G-8 Tightens Timetable on Iran

Talk about a swing and a miss.

Coming out of the G-8 talks in Italy, much of the media seems intent on arguing that the summit didn’t go far enough on the issue of a nuclear Iran. See, for example, Time: “The G-8 Speaks Softly on Iran’s Nuclear Program.”

This completely ignores the fact that Russia, which in the past has been the stumbling block to a united front against Iran, signed on to what President Barack Obama today described as “a strong statement calling on Iran to fulfill its [nuclear non-proliferation] responsibilities without delay.”

And there seems to be a bigger, more fundamental point that the media is totally missing.

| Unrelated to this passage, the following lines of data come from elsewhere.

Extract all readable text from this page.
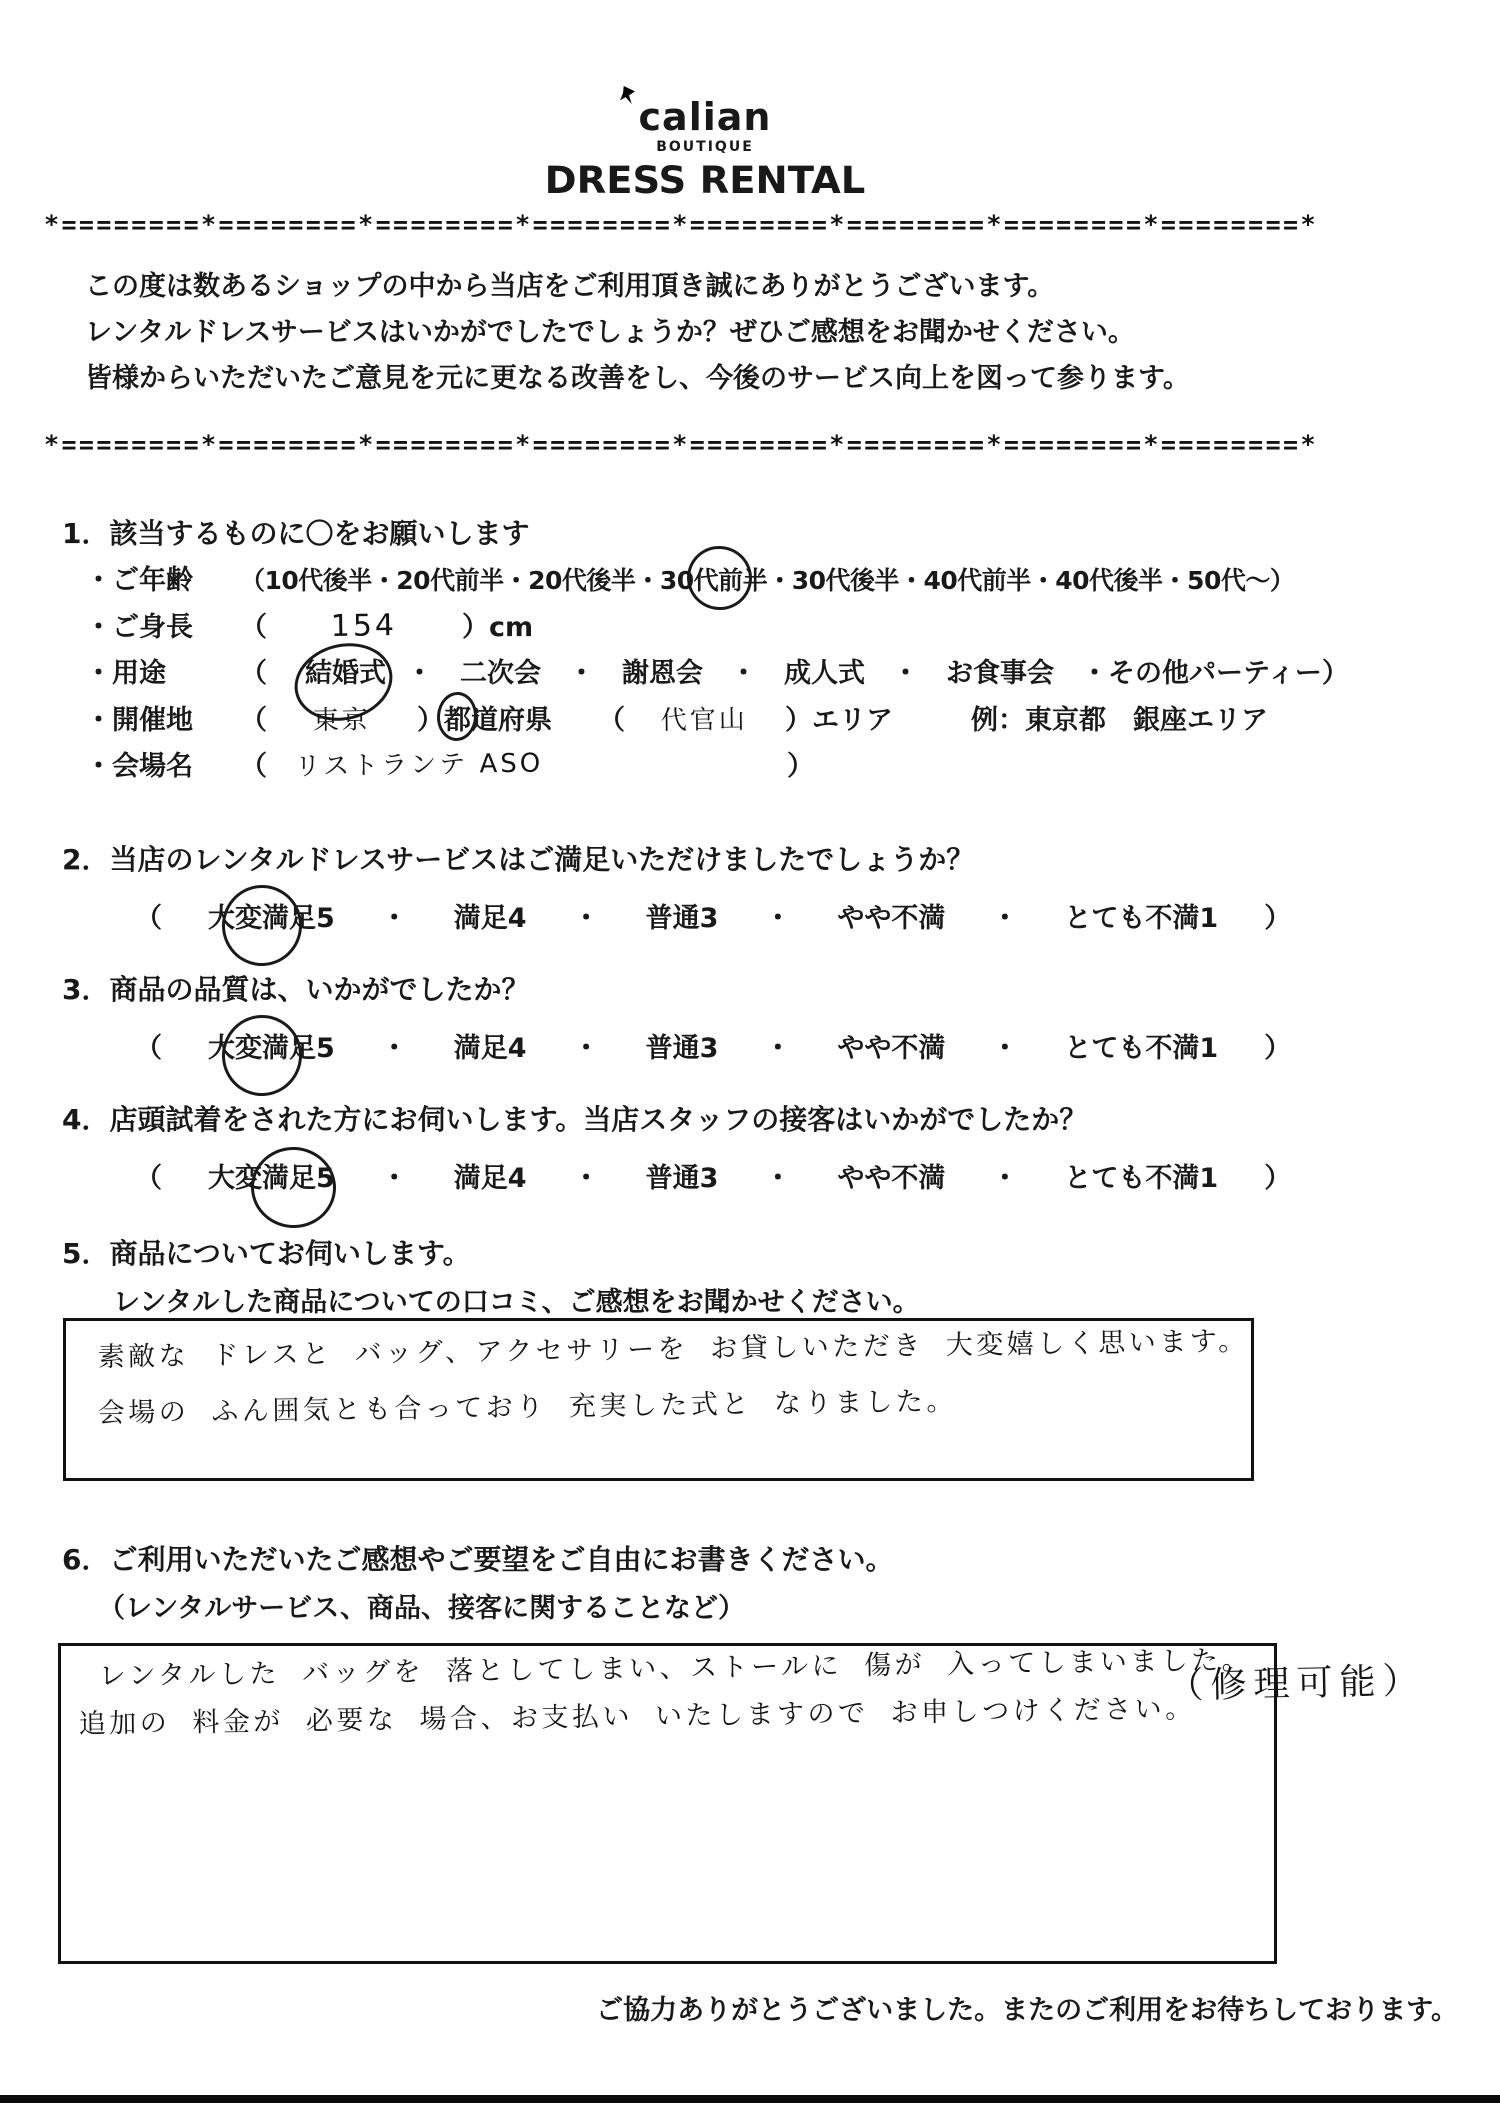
calian
BOUTIQUE
DRESS RENTAL
*========*========*========*========*========*========*========*========*

この度は数あるショップの中から当店をご利用頂き誠にありがとうございます。

レンタルドレスサービスはいかがでしたでしょうか？ぜひご感想をお聞かせください。

皆様からいただいたご意見を元に更なる改善をし、今後のサービス向上を図って参ります。

*========*========*========*========*========*========*========*========*
1．該当するものに〇をお願いします
・ご年齢 （10代後半・20代前半・20代後半・30代前半・30代後半・40代前半・40代後半・50代～）
・ご身長 （ 154 ）cm
・用途	（ 結婚式 ・　二次会　・　謝恩会　・　成人式　・　お食事会　・その他パーティー）
・開催地 （ 東京 ）都道府県 （ 代官山 ）エリア	例：東京都　銀座エリア
・会場名 （ リストランテ ASO	）
2．当店のレンタルドレスサービスはご満足いただけましたでしょうか？
（ 大変満足5 ・ 満足4 ・ 普通3 ・ やや不満 ・ とても不満1 ）
3．商品の品質は、いかがでしたか？
（ 大変満足5 ・ 満足4 ・ 普通3 ・ やや不満 ・ とても不満1 ）
4．店頭試着をされた方にお伺いします。当店スタッフの接客はいかがでしたか？
（ 大変満足5 ・ 満足4 ・ 普通3 ・ やや不満 ・ とても不満1 ）
5．商品についてお伺いします。
レンタルした商品についての口コミ、ご感想をお聞かせください。
素敵な ドレスと バッグ、アクセサリーを お貸しいただき 大変嬉しく思います。
会場の ふん囲気とも合っており 充実した式と なりました。
6．ご利用いただいたご感想やご要望をご自由にお書きください。
（レンタルサービス、商品、接客に関することなど）
レンタルした バッグを 落としてしまい、ストールに 傷が 入ってしまいました。
追加の 料金が 必要な 場合、お支払い いたしますので お申しつけください。
（修理可能）
ご協力ありがとうございました。またのご利用をお待ちしております。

In May, when Israeli Prime Minister Bibi Netanyahu met President Barack Obama in the White House, Obama said that while he would try to engage Iran, he wouldn’t do it indefinitely, saying the Islamic Republic had until the end of the year to respond on its nuclear program. At the time, the New York Post said the two leaders “agreed an aggressive timetable is needed to deal with Iran’s nuclear intentions.”

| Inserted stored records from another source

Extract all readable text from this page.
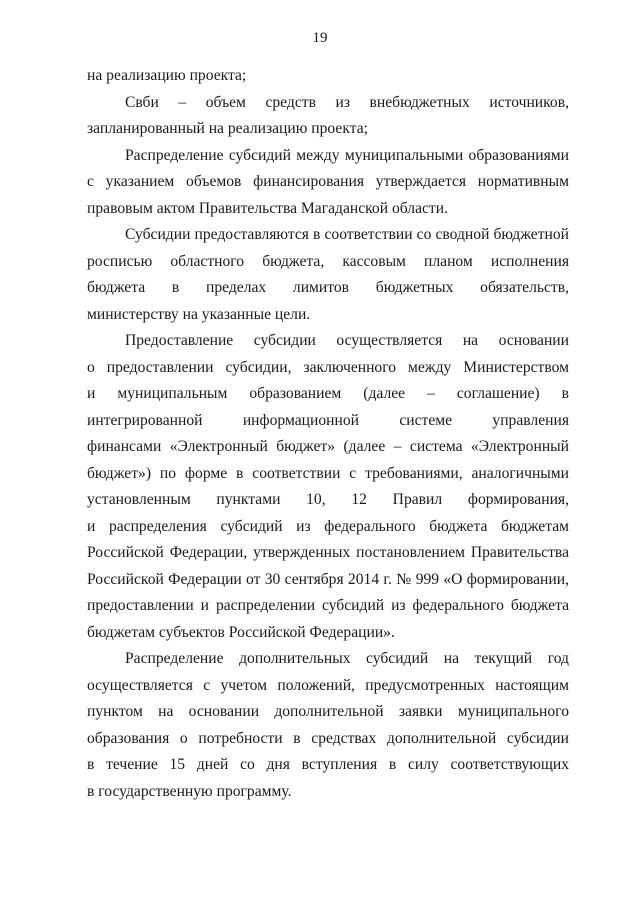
19
на реализацию проекта;
Свби – объем средств из внебюджетных источников,
запланированный на реализацию проекта;
Распределение субсидий между муниципальными образованиями
с указанием объемов финансирования утверждается нормативным
правовым актом Правительства Магаданской области.
Субсидии предоставляются в соответствии со сводной бюджетной
росписью областного бюджета, кассовым планом исполнения
бюджета в пределах лимитов бюджетных обязательств,
министерству на указанные цели.
Предоставление субсидии осуществляется на основании
о предоставлении субсидии, заключенного между Министерством
и муниципальным образованием (далее – соглашение) в
интегрированной информационной системе управления
финансами «Электронный бюджет» (далее – система «Электронный
бюджет») по форме в соответствии с требованиями, аналогичными
установленным пунктами 10, 12 Правил формирования,
и распределения субсидий из федерального бюджета бюджетам
Российской Федерации, утвержденных постановлением Правительства
Российской Федерации от 30 сентября 2014 г. № 999 «О формировании,
предоставлении и распределении субсидий из федерального бюджета
бюджетам субъектов Российской Федерации».
Распределение дополнительных субсидий на текущий год
осуществляется с учетом положений, предусмотренных настоящим
пунктом на основании дополнительной заявки муниципального
образования о потребности в средствах дополнительной субсидии
в течение 15 дней со дня вступления в силу соответствующих
в государственную программу.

That timetable just got a whole lot more aggressive. The leaders of the G-8 nations, with Russia’s assent, said they would “take stock” of the situation again at another international meeting in Pittsburgh in just two months.

As Politico reported:

“What that does is provides a time frame,” Obama said. If Iran does not take up offers to resume talks over its nuclear program, “you have on record the G-8 to begin with [and] potentially a lot of other countries that are going to say you need to take further steps …”

Obama said a ‘door’ is open to Iran, but he warned that the patience of the world community is finite. “We’re not going to just wait indefinitely and allow for the development of nuclear weapons in breach of international treaties and wake up one day and find ourselves in a much worse situation and unable to act.”

As I write this, Haaretz is running an AP article on its homepage headlined: “Obama: U.S. Won’t Allow Iran to Develop Nukes.”

Here’s the lead:

U.S. President Barack Obama said Friday the world would not allow Iran to develop nuclear weapons, a day after a senior Iranian official vowed his country would not back down “even one step” over its nuclear work …

“I think the real story here was consensus in that [G8] statement, including Russia, which doesn’t make statements like that lightly,” [Obama] said. “Now the other story there was the agreement that we will reevaluate Iran’s posture towards negotiating the cessation of a nuclear weapons policy.”

“We’ll evaluate that at the G20 meeting in September.”

Despite what Time says, I imagine the clerical leaders of Iran hear the message loud and clear.